In the wake of three recent incidents on military facilities that resulted in the deaths of six, the Navy and Marine Corps must complete servicewide reviews of the security measures that protect troops and their families.
Acting Navy Secretary Thomas Modly directed the top Navy and Marine Corps leaders to conduct a "security stand-down."
"Execution of the Security Stand-Down is directed to ensure that all of our Sailors, Marines, and Civilians across all of our installations and commands are best postured, trained, and informed to prevent future incidents of this nature," a Marine Corps-wide message announcing the order states.
Modly gave the Navy and Marine Corps until Jan. 10 to finish the reviews. The order follows a series of fatal incidents, including two shootings, at three Navy facilities in Virginia, Hawaii and Florida that left four sailors and two Defense Department employees dead.
Master-at-Arms 3rd Class Oscar Temores was killed Nov. 30 at Joint Expeditionary Base Little Creek-Fort Story in Virginia when his patrol car was struck by an alleged gate runner. On Dec. 4, Defense Department employees Vincent Kapoi and Roldan Agustin were shot and killed by a sailor at the Pearl Harbor Naval Shipyard in Hawaii.
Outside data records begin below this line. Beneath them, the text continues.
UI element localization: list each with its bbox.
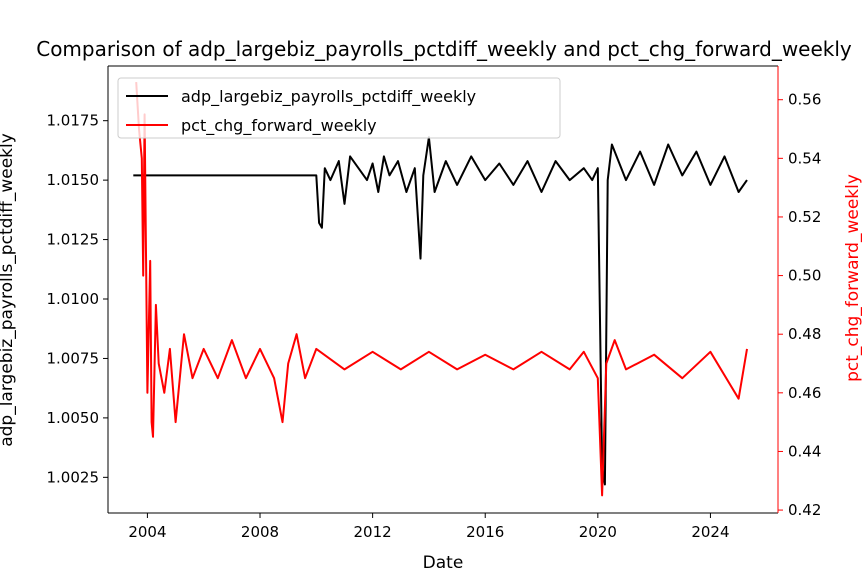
right-tick-label: 0.56 xyxy=(788,91,821,109)
right-tick-label: 0.50 xyxy=(788,267,821,285)
right-tick-label: 0.42 xyxy=(788,501,821,519)
left-axis-ticks: 1.0025 1.0050 1.0075 1.0100 1.0125 1.0150 1.01… xyxy=(47,112,108,486)
plot-data xyxy=(133,82,748,497)
left-tick-label: 1.0175 xyxy=(47,112,100,130)
x-axis-ticks: 2004 2008 2012 2016 2020 2024 xyxy=(128,513,730,541)
right-axis-ticks: 0.42 0.44 0.46 0.48 0.50 0.52 0.54 0.56 xyxy=(778,91,821,519)
legend-label-series-1: adp_largebiz_payrolls_pctdiff_weekly xyxy=(181,87,476,107)
right-tick-label: 0.46 xyxy=(788,384,821,402)
x-tick-label: 2004 xyxy=(128,523,166,541)
left-tick-label: 1.0050 xyxy=(47,409,100,427)
left-axis-label: adp_largebiz_payrolls_pctdiff_weekly xyxy=(0,133,17,447)
left-tick-label: 1.0025 xyxy=(47,468,100,486)
x-tick-label: 2012 xyxy=(354,523,392,541)
x-axis-label: Date xyxy=(423,553,464,573)
x-tick-label: 2008 xyxy=(241,523,279,541)
left-tick-label: 1.0100 xyxy=(47,290,100,308)
x-tick-label: 2024 xyxy=(691,523,729,541)
x-tick-label: 2016 xyxy=(466,523,504,541)
series-line-1 xyxy=(133,136,748,486)
series-line-2 xyxy=(135,82,748,497)
legend-label-series-2: pct_chg_forward_weekly xyxy=(181,116,377,136)
right-tick-label: 0.44 xyxy=(788,442,821,460)
right-tick-label: 0.54 xyxy=(788,149,821,167)
right-axis-label: pct_chg_forward_weekly xyxy=(843,174,863,382)
right-tick-label: 0.52 xyxy=(788,208,821,226)
left-tick-label: 1.0150 xyxy=(47,171,100,189)
left-tick-label: 1.0075 xyxy=(47,349,100,367)
right-tick-label: 0.48 xyxy=(788,325,821,343)
left-tick-label: 1.0125 xyxy=(47,231,100,249)
x-tick-label: 2020 xyxy=(579,523,617,541)
chart-title: Comparison of adp_largebiz_payrolls_pctd… xyxy=(36,37,852,61)
legend-frame xyxy=(117,77,561,139)
legend: adp_largebiz_payrolls_pctdiff_weekly pct… xyxy=(117,77,561,139)
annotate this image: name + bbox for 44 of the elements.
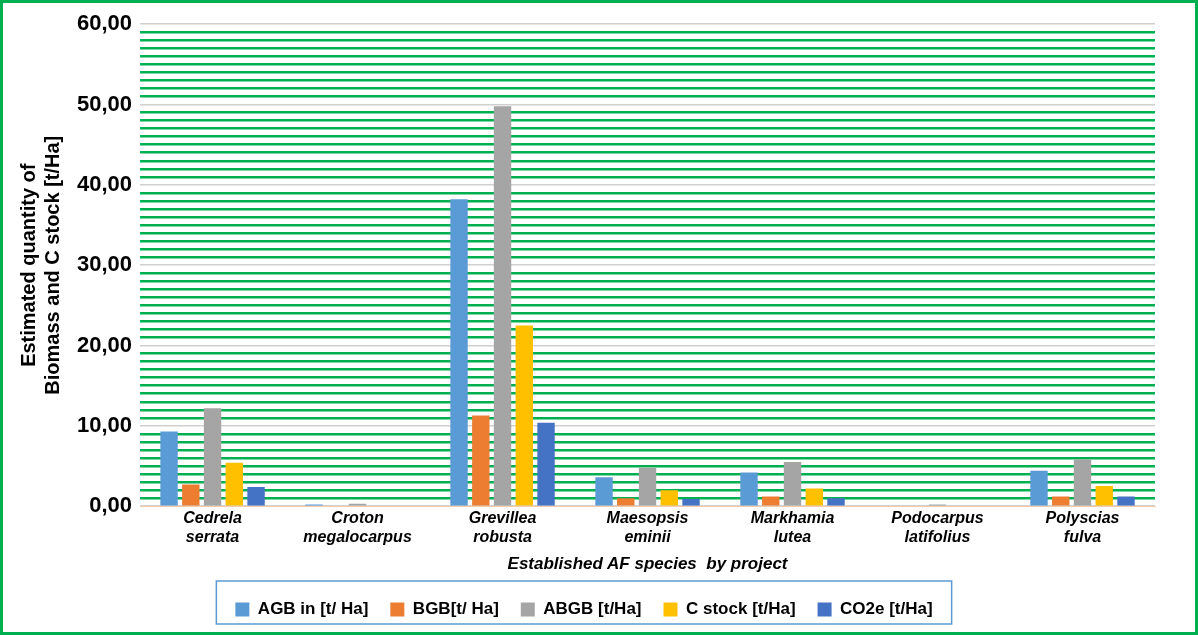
y-tick-label: 50,00: [76, 90, 133, 116]
y-tick-label: 30,00: [76, 251, 133, 277]
bar: [1117, 496, 1135, 506]
y-tick-label: 40,00: [76, 170, 133, 196]
bar: [225, 462, 243, 506]
bar: [160, 431, 178, 506]
bar: [472, 415, 490, 506]
bar: [537, 422, 555, 506]
y-tick-label: 0,00: [89, 492, 133, 518]
x-tick-label: Croton megalocarpus: [303, 509, 412, 546]
bar: [617, 498, 635, 506]
x-tick-label: Maesopsis eminii: [606, 509, 689, 546]
bar: [493, 106, 512, 506]
bar: [783, 462, 802, 506]
bar: [1073, 459, 1092, 506]
bar: [182, 484, 200, 506]
bar: [638, 467, 657, 506]
bar: [805, 488, 823, 506]
legend-label: BGB[t/ Ha]: [412, 599, 499, 619]
bar: [660, 490, 678, 506]
bar: [1095, 486, 1113, 506]
bar: [203, 408, 222, 506]
x-tick-label: Podocarpus latifolius: [891, 509, 984, 546]
bar: [450, 199, 468, 506]
bar: [247, 486, 265, 506]
legend-label: CO2e [t/Ha]: [840, 599, 933, 619]
bar: [682, 498, 700, 506]
legend-label: C stock [t/Ha]: [686, 599, 796, 619]
x-tick-label: Polyscias fulva: [1045, 509, 1120, 546]
x-axis-title: Established AF species by project: [507, 554, 789, 574]
bar: [515, 325, 533, 506]
x-tick-label: Markhamia lutea: [750, 509, 835, 546]
legend-label: ABGB [t/Ha]: [543, 599, 642, 619]
x-tick-label: Grevillea robusta: [468, 509, 537, 546]
y-tick-label: 60,00: [76, 10, 133, 36]
bar: [827, 498, 845, 506]
bar: [595, 477, 613, 506]
y-tick-label: 10,00: [76, 411, 133, 437]
y-tick-label: 20,00: [76, 331, 133, 357]
legend-label: AGB in [t/ Ha]: [257, 599, 369, 619]
x-tick-label: Cedrela serrata: [183, 509, 242, 546]
bar: [1030, 470, 1048, 506]
bar: [740, 472, 758, 506]
y-axis-title: Estimated quantity of Biomass and C stock [t/Ha]: [16, 135, 63, 395]
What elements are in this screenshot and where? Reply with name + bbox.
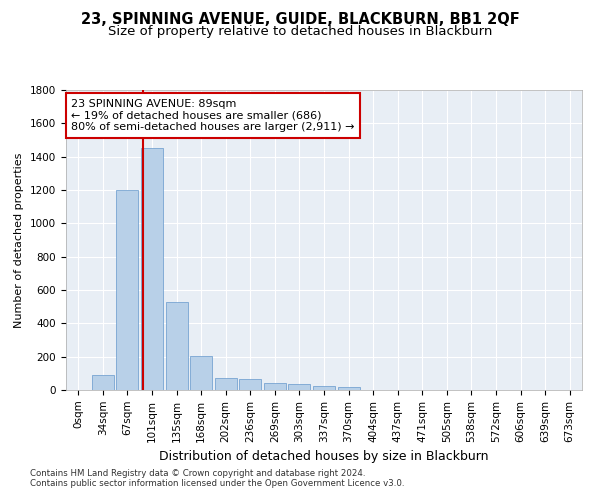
- Bar: [289, 384, 310, 390]
- Bar: [239, 379, 262, 390]
- Text: Contains public sector information licensed under the Open Government Licence v3: Contains public sector information licen…: [30, 478, 404, 488]
- Text: Size of property relative to detached houses in Blackburn: Size of property relative to detached ho…: [108, 25, 492, 38]
- Text: Contains HM Land Registry data © Crown copyright and database right 2024.: Contains HM Land Registry data © Crown c…: [30, 468, 365, 477]
- X-axis label: Distribution of detached houses by size in Blackburn: Distribution of detached houses by size …: [159, 450, 489, 463]
- Bar: [215, 378, 237, 390]
- Bar: [313, 386, 335, 390]
- Y-axis label: Number of detached properties: Number of detached properties: [14, 152, 25, 328]
- Bar: [264, 382, 286, 390]
- Bar: [116, 190, 139, 390]
- Bar: [166, 302, 188, 390]
- Bar: [190, 356, 212, 390]
- Text: 23 SPINNING AVENUE: 89sqm
← 19% of detached houses are smaller (686)
80% of semi: 23 SPINNING AVENUE: 89sqm ← 19% of detac…: [71, 99, 355, 132]
- Bar: [338, 386, 359, 390]
- Bar: [92, 375, 114, 390]
- Bar: [141, 148, 163, 390]
- Text: 23, SPINNING AVENUE, GUIDE, BLACKBURN, BB1 2QF: 23, SPINNING AVENUE, GUIDE, BLACKBURN, B…: [80, 12, 520, 28]
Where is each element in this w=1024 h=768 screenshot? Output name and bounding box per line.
Two days later, Ensign Joshua Kaleb Watson, Airman Mohammed S. Haitham and Airman Apprentice Cameron Scott Walters were killed at Florida's Naval Air Station Pensacola when a Saudi officer opened fire on a classroom there.
The deadly incidents have reignited the debate on whether troops should be permitted to carry weapons while on base. The attack in Florida has also raised serious questions about how the government vets international troops who train on U.S. military bases.
At a minimum, Modly told service leaders, the security stand-down should focus on three areas.
The first is a review of physical security measures at bases and the posturing of Random Anti-Terrorism Measures, known as RAM. Those are unpredictable security measures that keep would-be perpetrators guessing about safety inspections and other checks.
Secondly, the Navy and Marine Corps have been ordered to review training on insider threats and what's needed to deter them. The military's insider threat training has generally been focused on overseas deployments after Afghan and Iraqi personnel have turned against U.S. troops downrange.
And last, Modly also wants the services to review their active-shooter pre-planned responses, and whether drills or tabletop exercises are needed to support them.
Commanders, commanding officers and officers-in-charge are ordered to execute the security stand-down.
A Navy official last week declined to say whether any new security measures are in place at bases and other facilities after the attacks.
"We will not speak to any specific security measures or procedures employed on our installations/activities/units," said Lt. Brittany Stephens, a Navy spokeswoman at the Pentagon.
In a previous message to sailors and Marines, Modly praised the heroism displayed during the attacks.
"I learned about countless acts of heroism from the first responders, and many of the victims themselves, which will come to light as the facts of these tragedies are revealed. I assure you that we will all be proud of these heroes and what they did in moments of terror and extreme danger," he said.